VantageMed shareholders will receive 75 cents a share at closing, valuing the deal at about $13 million. Certain shareholders of VantageMed representing about 39% of VantageMed's outstanding common stock have agreed to vote their shares in favor of the acquisition.
With announcement of the deal, Nightingale said it has arranged a subordinated credit facility of CDN$15.5 million, led by Wellington Financial and including Export Development Canada, a Limited Partner in Wellington Financial Fund III.
VantageMed is a provider of healthcare software products and services to more than 18,000 physicians, anesthesiologists and behavioral health providers nationwide. It reports having about 6,000 customer sites in 50 states with more than 18,000 providers using its practice management software and services.

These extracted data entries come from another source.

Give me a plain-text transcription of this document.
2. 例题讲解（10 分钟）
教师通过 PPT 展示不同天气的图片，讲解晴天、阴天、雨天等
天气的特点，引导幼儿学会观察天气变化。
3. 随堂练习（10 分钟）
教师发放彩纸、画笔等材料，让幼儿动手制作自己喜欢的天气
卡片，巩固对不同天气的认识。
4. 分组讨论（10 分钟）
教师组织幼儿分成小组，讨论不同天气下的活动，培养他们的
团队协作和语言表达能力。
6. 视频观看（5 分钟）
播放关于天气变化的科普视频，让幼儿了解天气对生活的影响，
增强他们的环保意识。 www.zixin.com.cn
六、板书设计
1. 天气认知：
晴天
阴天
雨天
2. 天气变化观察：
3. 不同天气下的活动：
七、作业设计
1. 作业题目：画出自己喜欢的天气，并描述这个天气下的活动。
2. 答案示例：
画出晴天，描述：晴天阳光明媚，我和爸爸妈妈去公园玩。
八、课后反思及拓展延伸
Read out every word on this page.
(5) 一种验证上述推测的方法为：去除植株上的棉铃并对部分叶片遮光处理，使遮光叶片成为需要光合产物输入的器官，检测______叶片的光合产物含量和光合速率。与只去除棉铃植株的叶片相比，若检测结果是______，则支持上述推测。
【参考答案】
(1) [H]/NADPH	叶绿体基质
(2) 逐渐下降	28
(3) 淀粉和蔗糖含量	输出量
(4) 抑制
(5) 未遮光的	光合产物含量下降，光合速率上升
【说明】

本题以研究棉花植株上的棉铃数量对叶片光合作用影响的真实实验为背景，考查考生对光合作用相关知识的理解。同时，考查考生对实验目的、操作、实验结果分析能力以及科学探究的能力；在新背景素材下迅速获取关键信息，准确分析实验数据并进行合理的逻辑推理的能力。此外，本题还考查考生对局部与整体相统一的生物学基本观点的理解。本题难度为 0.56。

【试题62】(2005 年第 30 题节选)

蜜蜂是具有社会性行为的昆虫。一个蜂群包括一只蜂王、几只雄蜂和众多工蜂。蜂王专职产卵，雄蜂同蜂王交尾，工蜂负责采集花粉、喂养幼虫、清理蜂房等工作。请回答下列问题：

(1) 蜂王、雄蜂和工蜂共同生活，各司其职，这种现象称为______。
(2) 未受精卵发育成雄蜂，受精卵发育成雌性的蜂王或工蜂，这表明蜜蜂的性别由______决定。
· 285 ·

In the 12-month period ended Sept. 30, it generated revenue of $11.6 million.
"We believe that this is a transformational and accretive acquisition that will provide strong growth potential, nearly double our revenue, increase our annual recurring revenue to approximately CDN$18 million and materially expand our customer base and U.S. market presence," said Sam Chebib, president/CEO of Nightingale.
Steve Curd, CEO of VantageMed, said, "Joining Nightingale gives us access to a leading EMR product portfolio and further delivers the operational and financial platforms that can support our existing customer relationships as well as our pursuit of new enterprise-sized opportunities throughout the U.S. market."
Nightingale's U.S. operations will be run by Steve Curd and his management team.
Nightingale is a provider of Internet-based electronic health record, EMR and practice management solutions, its software offerings including myNightingale, Entity and Physician WorkStation.